28 de novembro de 2007

As cidades e os desejos 2

"A três dias de distância, caminhando em direção ao sul, encontra-se Anastácia, cidade banhada por canais concêntricos e sobrevoada por pipas. Eu deveria enumerar as mercadorias que aqui se compram a preçoes vantajosos: ágata ônix crisópraso e outras variedades de calcedônia; deveria louvar a carne do faisão dourado que aqui se cozinha na lenha seca da cerejeira e se salpica com muito orégano; falar das mulheres que vi tomar banho no tanque de um jardim e que às vezes convidam - diz-se - o viajante a despir-se com elas e persegui-las dentro da água. Mas com essas notícias não falaria da verdadeira essência da cidade: porque, enquanto a descrição de Anastácia desperta uma série de desejos que deverão ser reprimidos, quem se encontra uma manhã no centro de Anastácia será circundado por desejos que se despertam simultaneamente. A cidade aparece como um todo no qual nenhum desejo é desperdiçado e do qual você faz parte, e, uma vez que aqui se goza tudo o que não se goza em outros lugares, não resta nada além de residir nesse desejo e se satisfazer. Anastácia, cidade enganosa, tem um poder, que às vezes se diz maligno e outras vezes benigno: (...) a fadiga que dá forma aos seus desejos toma dos desejos a sua forma, e você acha que está se divertindo em Anastácia quando não passa de seu escravo." - As cidades invisíveis, Italo Calvino

24 de novembro de 2007

Estrada

A vida definitivamente é uma estrada de muitos caminhos, escrita a areia. É necessário feeling para atravessar incólume por ela e muitas vezes o sentimento de arrependimento, ou a súbita sensação de que uma escolha alternativa teria levado a um local melhor, nos acomete e desejamos retornar.
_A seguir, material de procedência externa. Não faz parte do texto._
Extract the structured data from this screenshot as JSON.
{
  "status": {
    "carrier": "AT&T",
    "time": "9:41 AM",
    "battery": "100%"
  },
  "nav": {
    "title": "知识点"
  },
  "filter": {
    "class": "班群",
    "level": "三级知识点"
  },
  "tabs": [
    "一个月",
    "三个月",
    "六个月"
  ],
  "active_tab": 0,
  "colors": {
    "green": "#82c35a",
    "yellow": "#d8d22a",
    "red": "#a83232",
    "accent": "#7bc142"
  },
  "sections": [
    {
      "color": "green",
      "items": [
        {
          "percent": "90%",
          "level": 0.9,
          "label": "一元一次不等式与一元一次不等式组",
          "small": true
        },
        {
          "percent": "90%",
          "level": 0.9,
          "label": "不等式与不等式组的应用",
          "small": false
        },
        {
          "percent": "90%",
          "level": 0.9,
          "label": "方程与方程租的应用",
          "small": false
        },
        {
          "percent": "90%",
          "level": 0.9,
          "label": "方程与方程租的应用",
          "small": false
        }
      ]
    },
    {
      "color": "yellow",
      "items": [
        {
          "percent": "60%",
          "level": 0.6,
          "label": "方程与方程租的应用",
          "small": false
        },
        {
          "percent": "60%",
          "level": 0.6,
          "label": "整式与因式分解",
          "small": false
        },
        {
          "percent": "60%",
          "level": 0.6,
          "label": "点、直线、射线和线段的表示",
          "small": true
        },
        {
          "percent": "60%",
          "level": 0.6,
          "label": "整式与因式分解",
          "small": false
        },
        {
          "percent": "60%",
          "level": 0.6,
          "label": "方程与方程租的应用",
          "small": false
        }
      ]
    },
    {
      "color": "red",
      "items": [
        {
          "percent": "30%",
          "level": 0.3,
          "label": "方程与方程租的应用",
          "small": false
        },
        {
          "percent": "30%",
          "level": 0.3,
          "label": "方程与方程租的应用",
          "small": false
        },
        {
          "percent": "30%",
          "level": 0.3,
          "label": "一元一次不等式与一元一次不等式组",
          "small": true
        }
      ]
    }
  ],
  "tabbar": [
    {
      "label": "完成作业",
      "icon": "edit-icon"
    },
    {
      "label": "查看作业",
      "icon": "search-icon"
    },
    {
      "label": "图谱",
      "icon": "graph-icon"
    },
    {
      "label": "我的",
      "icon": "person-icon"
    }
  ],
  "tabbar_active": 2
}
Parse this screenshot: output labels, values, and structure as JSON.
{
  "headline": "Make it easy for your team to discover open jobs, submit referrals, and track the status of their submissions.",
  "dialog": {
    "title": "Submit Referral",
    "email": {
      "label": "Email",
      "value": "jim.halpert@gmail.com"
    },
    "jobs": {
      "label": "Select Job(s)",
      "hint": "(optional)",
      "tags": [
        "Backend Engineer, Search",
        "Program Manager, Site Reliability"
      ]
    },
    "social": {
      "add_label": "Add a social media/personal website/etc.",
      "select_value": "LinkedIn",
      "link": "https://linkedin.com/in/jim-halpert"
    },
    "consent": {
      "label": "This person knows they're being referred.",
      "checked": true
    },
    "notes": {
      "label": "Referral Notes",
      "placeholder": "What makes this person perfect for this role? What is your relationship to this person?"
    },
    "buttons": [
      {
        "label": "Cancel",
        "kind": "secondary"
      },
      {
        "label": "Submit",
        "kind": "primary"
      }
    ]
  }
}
Mas querer dar uma passo para trás é perceber que o caminho não está mais lá: ele mudou com o vento e o que nos resta é andar para frente a procura de outras escolhas, outras dúvidas. Da trajetória que percorremos, não nos resta nada muito além de remorso, dúvida, arrependimento, as feridas nos pés que andaram demais e um futuro inteiro pela frente, até onde o futuro acabar.

4 de novembro de 2007

Pelo dinheiro

Penhorei o coração por falta de uso. A peça era meio antiga mas funcionava com precisão: batia regularmente e, na presença de um rosto mais bonito, se encantava, amava e fazia versos. Mas precisava do dinheiro. A vida tem cada dia me custado mais caro e mesmo as necessidades básicas do hoje foram emendadas em pequenos luxos, para dar uma certa graça em viver. Por alguns poucos tostões furados, deixei na loja, coração por muito inutilizado e cansado de dor.

Quando os problemas financeiros ficaram de lado, resolvi passar na loja para retomar o que me era de direito, pois como se sabe, coração só se tem um e se ganha apenas quando se nasce. Para minha surpresa, o lojista me aparece com uma cara de indiferença e diz: "seu coração foi vendido, senhor. uma menina passou por aqui e o comprou, nem fez questão de saber quem era o dono". Senti angústia, mas não chorei porque levava o peito vazio. Começou então uma caçada pessoal e inesgostável pelas ruas da cidade por uma menina que comprou meu coração (tão barato). A ela, peço que me devolva, por favor. Pago em dinheiro.